Papież Franciszek w czasie spotkania z 45 członkami francuskiego parlamentu – który stworzył instytucję homoseksualnego małżeństwa – wezwał do „zmiany, a nawet likwidacji” praw godzących w wolność sumienia.
„Zasada laickości, która rządzi relacjami między państwem francuskim i różnymi wyznaniami, nie oznacza (…) wykluczenia religii ze sfery społecznej i debat” – stwierdza komunikat Watykanu. Przemawiając do 29 senatorów i 16 deputowanych, w większości z Unii na rzecz Ruchu Ludowego (UMP) i dwóch socjalistów, Papież zachęcił ich wyraźnie do „zmiany, a nawet likwidacji praw, jeżeli jest taka możliwość, by nadać im niezbędną jakość, która wywyższa i uszlachetnia osobę ludzką”.
Wesprzyj nas już teraz!
Wypowiedź Franciszka miała miejsce po przyjęciu przez francuski parlament ustawy stwarzającej „małżeństwa” jednopłciowe. Ten sam akt prawny przewiduje możliwość adopcji dzieci, co głęboko podzieliło francuskie społeczeństwo.

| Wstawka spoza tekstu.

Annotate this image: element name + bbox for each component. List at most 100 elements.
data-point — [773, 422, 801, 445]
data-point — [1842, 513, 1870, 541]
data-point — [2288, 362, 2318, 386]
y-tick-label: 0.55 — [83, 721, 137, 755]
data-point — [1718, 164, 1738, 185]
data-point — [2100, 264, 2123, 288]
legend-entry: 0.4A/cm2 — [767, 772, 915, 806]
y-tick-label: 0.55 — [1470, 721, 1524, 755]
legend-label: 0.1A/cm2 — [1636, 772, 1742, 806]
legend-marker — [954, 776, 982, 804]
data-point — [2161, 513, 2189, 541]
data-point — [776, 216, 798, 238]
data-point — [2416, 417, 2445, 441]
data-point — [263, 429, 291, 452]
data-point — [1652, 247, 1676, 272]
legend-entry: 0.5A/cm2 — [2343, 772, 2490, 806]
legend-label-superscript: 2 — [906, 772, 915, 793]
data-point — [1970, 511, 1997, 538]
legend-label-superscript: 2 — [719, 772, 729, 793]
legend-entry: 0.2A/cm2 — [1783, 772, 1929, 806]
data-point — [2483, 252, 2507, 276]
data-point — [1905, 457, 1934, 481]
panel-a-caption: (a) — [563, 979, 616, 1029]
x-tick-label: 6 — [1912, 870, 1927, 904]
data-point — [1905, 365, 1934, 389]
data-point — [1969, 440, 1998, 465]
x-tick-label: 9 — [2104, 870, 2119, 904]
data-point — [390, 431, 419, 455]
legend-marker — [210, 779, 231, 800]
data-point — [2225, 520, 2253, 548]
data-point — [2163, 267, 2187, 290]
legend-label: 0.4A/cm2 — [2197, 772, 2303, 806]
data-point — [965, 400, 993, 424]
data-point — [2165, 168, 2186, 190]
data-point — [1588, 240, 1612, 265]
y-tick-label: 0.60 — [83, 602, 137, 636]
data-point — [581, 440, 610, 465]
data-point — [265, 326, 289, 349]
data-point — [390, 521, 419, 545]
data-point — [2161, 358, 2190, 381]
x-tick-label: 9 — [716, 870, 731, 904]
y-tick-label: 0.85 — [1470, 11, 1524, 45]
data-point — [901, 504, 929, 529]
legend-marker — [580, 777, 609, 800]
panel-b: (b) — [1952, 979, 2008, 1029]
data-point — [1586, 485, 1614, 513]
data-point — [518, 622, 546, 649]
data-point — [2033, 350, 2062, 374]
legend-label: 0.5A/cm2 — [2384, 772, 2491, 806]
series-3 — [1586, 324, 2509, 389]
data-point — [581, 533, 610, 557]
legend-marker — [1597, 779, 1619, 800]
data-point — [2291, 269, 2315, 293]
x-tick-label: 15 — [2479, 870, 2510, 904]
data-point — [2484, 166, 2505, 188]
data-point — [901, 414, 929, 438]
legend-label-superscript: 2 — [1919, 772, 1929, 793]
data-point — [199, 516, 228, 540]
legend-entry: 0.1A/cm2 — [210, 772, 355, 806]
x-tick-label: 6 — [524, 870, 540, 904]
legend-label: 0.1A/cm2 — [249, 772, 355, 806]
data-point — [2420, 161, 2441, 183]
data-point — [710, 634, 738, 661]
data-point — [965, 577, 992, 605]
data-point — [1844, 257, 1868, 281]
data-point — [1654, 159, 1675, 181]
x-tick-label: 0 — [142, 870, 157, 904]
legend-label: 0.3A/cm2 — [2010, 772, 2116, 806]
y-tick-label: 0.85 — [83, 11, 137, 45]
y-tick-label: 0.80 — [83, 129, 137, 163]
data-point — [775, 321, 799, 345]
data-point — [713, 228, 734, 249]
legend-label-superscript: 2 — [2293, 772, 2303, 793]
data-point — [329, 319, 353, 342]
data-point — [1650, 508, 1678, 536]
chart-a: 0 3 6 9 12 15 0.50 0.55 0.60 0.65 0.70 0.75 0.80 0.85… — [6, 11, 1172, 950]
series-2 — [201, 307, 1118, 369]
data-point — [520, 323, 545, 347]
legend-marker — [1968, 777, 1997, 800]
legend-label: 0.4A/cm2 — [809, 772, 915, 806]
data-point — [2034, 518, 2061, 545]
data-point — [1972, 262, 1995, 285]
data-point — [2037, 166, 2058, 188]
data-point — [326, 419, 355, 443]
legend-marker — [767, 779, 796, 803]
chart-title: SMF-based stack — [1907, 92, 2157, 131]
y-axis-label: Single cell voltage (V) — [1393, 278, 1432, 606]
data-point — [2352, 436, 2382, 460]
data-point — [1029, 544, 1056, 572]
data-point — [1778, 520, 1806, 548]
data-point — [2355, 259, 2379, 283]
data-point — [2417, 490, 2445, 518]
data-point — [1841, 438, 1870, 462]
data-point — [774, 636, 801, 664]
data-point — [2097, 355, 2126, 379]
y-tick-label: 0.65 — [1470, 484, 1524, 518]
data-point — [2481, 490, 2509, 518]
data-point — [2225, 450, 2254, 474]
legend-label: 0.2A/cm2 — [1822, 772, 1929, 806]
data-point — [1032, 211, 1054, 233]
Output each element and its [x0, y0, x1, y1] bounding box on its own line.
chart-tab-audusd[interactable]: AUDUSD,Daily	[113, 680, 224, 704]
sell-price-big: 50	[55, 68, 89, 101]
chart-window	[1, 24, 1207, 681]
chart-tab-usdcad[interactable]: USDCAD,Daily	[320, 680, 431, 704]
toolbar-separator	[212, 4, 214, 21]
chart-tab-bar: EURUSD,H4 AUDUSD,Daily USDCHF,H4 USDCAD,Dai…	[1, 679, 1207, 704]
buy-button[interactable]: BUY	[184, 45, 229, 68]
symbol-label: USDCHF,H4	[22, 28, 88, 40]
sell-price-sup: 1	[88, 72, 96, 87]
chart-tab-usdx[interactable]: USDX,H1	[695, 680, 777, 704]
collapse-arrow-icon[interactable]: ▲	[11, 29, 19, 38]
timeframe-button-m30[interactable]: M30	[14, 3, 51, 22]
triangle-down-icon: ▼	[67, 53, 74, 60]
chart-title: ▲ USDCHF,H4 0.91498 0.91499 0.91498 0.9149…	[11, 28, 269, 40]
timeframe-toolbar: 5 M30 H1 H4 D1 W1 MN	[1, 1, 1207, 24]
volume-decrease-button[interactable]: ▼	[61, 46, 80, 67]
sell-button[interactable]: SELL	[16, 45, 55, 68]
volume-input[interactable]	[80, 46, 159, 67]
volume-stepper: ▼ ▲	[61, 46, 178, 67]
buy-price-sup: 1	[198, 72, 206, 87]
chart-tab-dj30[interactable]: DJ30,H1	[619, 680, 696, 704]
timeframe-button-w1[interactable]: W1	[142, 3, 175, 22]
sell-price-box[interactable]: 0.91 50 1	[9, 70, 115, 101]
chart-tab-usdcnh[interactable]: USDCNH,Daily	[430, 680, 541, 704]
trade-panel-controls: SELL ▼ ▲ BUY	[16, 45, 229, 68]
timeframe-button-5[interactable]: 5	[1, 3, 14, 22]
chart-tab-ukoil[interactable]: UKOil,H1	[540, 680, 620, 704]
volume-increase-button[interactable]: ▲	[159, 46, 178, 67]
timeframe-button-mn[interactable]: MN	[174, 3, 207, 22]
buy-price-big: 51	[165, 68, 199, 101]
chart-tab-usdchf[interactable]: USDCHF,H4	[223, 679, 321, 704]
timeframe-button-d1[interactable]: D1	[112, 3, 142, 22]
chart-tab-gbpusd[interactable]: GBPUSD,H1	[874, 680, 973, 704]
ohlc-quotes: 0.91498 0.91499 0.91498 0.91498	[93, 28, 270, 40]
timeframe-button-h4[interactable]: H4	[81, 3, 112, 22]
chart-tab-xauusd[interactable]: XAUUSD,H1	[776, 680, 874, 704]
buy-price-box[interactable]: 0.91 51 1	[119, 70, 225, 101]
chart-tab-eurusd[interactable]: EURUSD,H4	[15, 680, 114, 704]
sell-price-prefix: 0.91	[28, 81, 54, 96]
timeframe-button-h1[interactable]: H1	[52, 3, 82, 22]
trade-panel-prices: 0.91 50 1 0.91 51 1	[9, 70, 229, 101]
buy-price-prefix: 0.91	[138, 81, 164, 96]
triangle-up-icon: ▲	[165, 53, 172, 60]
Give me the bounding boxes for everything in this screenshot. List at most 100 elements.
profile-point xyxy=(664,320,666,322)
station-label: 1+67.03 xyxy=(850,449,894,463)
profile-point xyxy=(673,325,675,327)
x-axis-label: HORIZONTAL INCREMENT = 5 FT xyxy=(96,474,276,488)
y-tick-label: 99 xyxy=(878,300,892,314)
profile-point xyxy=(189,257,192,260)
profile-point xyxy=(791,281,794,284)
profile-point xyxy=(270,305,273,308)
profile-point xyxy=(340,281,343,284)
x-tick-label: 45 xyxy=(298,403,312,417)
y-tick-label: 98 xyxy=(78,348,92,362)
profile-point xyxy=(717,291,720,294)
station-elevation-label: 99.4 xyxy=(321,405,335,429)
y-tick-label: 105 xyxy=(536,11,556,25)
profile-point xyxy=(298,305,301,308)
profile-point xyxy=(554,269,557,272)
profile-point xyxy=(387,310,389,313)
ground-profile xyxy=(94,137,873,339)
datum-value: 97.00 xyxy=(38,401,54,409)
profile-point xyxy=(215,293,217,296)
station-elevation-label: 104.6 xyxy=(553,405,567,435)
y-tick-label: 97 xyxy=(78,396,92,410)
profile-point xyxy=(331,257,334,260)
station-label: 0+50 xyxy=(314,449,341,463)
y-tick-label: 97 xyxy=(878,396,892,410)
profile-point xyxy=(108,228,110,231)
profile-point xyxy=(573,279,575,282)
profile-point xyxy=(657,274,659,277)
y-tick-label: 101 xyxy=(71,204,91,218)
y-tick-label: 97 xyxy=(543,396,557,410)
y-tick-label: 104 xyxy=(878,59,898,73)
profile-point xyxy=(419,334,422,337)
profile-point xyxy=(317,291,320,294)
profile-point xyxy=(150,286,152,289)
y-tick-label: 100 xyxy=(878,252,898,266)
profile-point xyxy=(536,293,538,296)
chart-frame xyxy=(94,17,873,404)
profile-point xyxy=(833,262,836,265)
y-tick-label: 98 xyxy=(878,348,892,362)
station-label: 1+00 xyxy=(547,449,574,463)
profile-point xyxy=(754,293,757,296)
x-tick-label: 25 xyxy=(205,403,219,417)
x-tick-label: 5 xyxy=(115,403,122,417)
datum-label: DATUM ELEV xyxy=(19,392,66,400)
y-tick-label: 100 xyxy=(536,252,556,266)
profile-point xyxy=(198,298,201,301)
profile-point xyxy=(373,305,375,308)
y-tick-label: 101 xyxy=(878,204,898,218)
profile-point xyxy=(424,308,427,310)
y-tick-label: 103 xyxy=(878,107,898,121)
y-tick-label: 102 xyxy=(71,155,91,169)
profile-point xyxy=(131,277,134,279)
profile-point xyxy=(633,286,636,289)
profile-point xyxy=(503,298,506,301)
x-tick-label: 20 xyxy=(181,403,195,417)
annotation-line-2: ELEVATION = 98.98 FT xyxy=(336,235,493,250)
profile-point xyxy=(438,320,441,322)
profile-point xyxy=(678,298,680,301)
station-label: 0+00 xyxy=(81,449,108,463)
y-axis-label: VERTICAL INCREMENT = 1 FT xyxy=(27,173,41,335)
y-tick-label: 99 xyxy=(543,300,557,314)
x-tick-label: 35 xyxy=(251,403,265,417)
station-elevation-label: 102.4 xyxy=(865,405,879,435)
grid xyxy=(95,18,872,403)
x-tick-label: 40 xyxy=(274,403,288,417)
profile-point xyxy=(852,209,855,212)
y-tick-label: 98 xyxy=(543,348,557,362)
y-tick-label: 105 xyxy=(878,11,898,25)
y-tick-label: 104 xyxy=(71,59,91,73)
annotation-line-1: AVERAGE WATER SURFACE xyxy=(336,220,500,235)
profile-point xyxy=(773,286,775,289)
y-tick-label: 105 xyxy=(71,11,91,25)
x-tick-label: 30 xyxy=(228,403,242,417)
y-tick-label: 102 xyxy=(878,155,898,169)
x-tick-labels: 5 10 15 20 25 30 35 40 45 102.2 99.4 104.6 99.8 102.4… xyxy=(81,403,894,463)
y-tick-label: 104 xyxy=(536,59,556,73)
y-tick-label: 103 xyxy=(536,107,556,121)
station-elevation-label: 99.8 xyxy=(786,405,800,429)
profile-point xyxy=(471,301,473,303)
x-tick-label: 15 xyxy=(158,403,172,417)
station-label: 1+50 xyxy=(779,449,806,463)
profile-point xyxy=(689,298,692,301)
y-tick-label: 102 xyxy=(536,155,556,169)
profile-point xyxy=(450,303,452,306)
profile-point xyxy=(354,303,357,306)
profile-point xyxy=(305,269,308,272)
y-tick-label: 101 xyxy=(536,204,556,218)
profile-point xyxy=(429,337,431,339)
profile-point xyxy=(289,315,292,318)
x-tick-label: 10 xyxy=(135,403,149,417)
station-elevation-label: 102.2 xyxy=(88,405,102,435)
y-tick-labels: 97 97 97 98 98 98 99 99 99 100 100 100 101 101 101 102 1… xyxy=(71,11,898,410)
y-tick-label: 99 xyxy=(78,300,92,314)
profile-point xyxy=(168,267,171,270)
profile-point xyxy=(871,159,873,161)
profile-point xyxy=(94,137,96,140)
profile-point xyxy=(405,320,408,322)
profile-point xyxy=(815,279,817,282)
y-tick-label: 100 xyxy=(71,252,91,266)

Papież Franciszek wyraził także uznanie dla mobilizacji Francuzów przeciw homozwiązkom mówiąc: „można sobie pogratulować, że społeczeństwo francuskie odkrywa propozycje czynione przez Kościół, między innymi tą, która oferuje pewną wizję osoby ludzkiej”. Papież dodał, że „Kościół pragnie wnieść swój specyficzny wkład w zasadniczych kwestiach, dotyczących najbardziej kompletnej wizji osoby ludzkiej na poziomie nie tylko antropologicznym i społecznym, ale także w dziedzinie polityki, ekonomii i kultury”.
Wychodząc ze spotkania z Papieżem senator UMP Charles Revet, który kieruje grupą „Francja – Stolica Święta” potwierdził, że następca św. Piotra kładł szczególny nacisk na słowo „likwidacja”. Z kolei senator Christian Cambon ocenił, że napomnienie Papieża o zmianie i likwidacji praw jest „znaczącym przesłaniem”. Jego zdaniem „Papież nie idzie na wojnę przeciw prawu o małżeństwach homoseksualnych, ale wyraża swój niepokój, bo atmosfera w kraju nie została uspokojona w tej kwestii”. Dodał, że „szef Kościoła katolickiego jest świadom wielkiego kryzysu, jaki dotyka Europę”.